GOP chairman comes out swinging

Shallenburger accuses Sebelius' running mate of benefiting from legislation

Christian Morgan, left, confers with Jim Barnett, Republican candidate for Kansas governor, as they respond to questions posed by ljworld.com readers. Morgan, campaign manager for Barnett, typed Barnett's dictated responses during a chat Monday at the News Center, 645 N.H. To read a transcript of the chat, go to ljworld.com.

? Unhappy with media coverage of the governor’s race, Kansas Republican Party Chairman Tim Shallenburger on Monday accused Democratic Gov. Kathleen Sebelius’ running mate, Mark Parkinson, of benefiting from legislation.

Parkinson, a former legislator, denied the charge and called Shallenburger’s broadside “just the nature of politics.”

Joe Aistrup, head of the political science department at Kansas State University, said Shallenburger’s remarks showed that he was getting frustrated by poll numbers that show Sebelius ahead of Republican nominee Jim Barnett.

“He’s got to be feeling right now that he’s grasping at straws,” Aistrup said. A new Rasmussen Reports poll shows Sebelius leading Barnett 48 percent to 39 percent.

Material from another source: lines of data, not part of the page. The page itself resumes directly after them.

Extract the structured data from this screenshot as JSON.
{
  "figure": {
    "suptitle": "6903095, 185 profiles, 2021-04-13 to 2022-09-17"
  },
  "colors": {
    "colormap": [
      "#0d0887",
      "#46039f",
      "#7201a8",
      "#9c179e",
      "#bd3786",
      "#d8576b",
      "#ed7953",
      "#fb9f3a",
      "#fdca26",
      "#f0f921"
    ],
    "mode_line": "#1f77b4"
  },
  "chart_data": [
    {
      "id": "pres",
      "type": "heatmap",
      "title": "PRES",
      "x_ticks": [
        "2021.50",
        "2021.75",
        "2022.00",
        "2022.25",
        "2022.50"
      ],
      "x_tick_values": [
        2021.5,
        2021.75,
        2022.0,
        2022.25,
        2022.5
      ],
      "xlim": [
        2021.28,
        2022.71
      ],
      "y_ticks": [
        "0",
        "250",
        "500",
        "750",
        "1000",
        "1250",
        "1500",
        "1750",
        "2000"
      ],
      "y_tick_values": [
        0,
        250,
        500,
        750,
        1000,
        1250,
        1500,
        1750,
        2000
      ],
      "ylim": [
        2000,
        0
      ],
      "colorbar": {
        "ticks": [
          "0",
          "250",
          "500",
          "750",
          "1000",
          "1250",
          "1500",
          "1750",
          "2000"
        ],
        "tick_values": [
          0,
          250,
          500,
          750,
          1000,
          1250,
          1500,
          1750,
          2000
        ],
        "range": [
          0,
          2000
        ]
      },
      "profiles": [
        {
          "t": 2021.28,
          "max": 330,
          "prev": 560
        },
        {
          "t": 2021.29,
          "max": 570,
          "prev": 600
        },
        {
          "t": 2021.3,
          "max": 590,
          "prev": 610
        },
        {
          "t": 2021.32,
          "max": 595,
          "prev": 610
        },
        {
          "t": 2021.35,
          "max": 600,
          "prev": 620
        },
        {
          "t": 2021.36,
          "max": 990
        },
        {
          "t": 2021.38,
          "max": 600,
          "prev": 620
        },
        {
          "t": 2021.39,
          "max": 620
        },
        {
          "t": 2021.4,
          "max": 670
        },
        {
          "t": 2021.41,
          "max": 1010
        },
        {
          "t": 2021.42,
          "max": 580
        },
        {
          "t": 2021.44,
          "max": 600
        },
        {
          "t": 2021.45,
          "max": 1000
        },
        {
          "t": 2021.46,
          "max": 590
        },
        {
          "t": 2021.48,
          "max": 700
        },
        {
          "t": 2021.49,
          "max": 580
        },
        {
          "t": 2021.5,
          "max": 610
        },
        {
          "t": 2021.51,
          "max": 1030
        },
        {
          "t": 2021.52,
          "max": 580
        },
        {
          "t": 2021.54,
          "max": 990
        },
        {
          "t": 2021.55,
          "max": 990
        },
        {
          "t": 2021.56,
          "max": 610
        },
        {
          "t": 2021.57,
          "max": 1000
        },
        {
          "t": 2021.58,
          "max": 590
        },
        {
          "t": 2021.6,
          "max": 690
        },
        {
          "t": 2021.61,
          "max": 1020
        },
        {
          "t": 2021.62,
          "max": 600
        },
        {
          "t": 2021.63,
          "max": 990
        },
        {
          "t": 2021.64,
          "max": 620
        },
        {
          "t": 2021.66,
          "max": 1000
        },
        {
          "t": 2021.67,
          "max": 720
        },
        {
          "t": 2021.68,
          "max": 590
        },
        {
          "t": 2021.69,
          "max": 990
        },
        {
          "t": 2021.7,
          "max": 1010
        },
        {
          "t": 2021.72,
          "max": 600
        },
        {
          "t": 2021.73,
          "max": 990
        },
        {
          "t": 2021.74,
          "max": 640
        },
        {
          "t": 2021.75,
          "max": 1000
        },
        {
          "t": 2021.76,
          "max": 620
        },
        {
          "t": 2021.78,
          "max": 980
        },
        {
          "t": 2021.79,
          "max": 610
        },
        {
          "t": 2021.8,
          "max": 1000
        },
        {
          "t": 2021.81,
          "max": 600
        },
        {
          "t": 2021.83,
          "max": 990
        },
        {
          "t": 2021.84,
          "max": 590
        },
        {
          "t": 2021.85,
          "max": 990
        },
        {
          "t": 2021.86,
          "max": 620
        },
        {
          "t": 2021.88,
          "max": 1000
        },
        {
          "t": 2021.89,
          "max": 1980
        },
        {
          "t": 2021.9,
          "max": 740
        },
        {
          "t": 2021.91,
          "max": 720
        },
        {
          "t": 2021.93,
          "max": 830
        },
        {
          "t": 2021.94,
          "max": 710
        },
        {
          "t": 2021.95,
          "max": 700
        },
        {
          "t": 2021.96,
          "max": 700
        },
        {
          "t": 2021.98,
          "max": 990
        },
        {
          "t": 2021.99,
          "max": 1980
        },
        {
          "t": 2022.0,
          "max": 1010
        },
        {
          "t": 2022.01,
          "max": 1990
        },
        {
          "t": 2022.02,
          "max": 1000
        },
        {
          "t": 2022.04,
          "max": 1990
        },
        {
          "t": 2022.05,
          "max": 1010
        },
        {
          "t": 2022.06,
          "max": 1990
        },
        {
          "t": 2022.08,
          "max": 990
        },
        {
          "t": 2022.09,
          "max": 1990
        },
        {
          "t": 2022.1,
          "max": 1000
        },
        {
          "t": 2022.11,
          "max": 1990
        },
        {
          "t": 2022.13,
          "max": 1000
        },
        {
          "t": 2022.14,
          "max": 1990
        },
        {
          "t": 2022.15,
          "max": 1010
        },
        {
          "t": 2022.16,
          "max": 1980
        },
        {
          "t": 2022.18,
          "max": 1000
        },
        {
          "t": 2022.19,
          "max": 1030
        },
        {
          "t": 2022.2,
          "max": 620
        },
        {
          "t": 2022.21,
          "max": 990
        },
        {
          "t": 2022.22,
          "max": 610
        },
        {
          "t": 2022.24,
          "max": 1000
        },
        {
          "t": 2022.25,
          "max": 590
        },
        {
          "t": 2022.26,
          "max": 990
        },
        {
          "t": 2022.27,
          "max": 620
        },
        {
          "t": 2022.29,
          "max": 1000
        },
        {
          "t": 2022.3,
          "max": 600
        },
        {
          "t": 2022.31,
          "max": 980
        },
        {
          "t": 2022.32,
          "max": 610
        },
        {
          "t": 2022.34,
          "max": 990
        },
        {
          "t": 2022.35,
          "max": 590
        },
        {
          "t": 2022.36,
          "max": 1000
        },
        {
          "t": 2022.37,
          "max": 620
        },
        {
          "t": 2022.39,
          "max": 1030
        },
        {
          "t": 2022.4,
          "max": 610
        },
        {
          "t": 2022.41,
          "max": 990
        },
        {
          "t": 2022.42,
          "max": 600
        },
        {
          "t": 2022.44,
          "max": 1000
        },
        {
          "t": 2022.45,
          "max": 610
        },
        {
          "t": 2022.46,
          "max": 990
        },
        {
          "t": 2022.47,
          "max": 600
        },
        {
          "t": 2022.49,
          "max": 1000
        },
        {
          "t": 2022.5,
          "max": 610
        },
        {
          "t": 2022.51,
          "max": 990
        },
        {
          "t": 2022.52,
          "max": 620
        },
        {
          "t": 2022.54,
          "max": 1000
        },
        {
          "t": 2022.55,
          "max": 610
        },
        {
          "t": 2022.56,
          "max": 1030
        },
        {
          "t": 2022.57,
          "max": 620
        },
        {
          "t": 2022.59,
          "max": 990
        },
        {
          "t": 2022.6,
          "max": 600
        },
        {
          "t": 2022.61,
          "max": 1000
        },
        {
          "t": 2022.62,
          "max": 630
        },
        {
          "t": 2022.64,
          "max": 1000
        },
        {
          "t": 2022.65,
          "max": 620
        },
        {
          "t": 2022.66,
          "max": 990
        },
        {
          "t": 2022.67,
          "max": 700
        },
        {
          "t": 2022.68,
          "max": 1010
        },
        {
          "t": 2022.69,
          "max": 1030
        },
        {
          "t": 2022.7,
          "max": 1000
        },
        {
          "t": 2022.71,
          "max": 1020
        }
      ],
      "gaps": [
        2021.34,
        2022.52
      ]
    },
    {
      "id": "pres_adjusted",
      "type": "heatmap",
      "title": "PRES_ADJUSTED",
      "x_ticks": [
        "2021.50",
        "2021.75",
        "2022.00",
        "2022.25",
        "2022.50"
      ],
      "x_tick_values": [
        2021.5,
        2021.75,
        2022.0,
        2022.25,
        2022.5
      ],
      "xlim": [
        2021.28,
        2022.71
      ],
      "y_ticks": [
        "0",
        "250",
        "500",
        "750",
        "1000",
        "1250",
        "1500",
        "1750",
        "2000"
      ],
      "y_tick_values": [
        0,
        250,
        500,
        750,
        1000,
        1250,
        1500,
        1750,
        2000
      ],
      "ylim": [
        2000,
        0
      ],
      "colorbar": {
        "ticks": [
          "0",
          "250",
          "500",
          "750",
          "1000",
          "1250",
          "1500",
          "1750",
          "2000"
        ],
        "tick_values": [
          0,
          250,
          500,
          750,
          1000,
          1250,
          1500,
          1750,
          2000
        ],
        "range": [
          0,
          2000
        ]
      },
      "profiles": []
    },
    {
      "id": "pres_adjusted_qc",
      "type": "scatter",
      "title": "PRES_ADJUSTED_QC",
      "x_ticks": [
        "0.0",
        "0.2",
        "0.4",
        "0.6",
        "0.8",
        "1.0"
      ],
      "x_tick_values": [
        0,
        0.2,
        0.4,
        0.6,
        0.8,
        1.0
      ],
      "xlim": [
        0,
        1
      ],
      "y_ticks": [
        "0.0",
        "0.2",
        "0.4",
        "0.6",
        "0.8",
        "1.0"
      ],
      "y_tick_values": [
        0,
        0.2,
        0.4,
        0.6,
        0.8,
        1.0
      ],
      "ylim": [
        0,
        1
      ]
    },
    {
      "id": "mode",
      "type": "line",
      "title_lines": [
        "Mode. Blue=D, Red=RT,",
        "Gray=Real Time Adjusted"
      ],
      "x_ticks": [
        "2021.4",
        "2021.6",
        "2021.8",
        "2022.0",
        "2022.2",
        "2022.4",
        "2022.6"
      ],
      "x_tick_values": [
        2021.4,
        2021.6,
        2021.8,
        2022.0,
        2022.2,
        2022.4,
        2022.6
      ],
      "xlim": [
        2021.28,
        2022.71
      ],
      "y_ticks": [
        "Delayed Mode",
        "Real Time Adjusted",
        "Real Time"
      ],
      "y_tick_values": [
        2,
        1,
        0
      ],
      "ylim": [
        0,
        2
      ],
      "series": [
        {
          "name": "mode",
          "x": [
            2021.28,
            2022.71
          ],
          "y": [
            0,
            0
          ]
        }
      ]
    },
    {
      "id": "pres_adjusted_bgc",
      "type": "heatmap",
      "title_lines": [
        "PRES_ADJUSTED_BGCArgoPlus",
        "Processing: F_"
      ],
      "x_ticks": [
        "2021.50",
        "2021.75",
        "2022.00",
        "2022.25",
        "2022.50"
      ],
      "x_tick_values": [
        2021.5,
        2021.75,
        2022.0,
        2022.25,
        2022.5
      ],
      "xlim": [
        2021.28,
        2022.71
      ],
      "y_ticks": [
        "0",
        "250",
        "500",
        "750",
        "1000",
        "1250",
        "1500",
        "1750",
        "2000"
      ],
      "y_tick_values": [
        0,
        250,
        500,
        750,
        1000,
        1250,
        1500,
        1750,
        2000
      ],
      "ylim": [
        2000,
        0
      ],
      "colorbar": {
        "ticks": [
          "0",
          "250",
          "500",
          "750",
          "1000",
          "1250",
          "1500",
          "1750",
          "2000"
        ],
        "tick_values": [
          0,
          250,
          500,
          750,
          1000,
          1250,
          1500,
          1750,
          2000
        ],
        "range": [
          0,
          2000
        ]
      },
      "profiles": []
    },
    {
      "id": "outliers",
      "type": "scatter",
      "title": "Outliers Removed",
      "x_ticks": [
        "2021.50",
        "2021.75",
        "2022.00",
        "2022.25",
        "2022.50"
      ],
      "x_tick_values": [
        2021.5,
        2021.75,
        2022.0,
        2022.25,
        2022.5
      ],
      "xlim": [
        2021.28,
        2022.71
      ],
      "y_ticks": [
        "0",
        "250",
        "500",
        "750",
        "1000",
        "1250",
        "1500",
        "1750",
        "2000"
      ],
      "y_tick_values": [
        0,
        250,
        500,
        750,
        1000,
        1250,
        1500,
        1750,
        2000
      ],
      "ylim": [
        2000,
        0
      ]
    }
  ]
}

Shallenburger said he was frustrated by the media not digging into Parkinson, a former state Republican Party chairman who recently switched to the Democratic Party to run as Sebelius’ lieutenant governor.

Shallenburger said Parkinson had shepherded legislation in 1993 that helped promote the development of assisted living centers. Later, a company formed by Parkinson to build nursing and assisted living facilities, sold for $29 million.

“I think that is why he introduced legislation: to make himself $29 million,” Shallenburger said.

He also said Parkinson’s law office made $800,000 in legal fees during Sebelius’ administration.

Parkinson said Monday that in 1993 he voted for a bill that helped develop assisted living facilities. He said he wasn’t the sponsor of the bill, nor did he help move its passage through the Legislature.

Three years later, after he left the Legislature, Parkinson said he got into the nursing home and assisted living business.

As far as legal fees from the Sebelius administration, Parkinson said he never benefited because he left his law firm in 1999, three years before Sebelius was elected governor in 2002.

“I had no partnership interest and received no money from the state during the time the governor has been in office,” he said.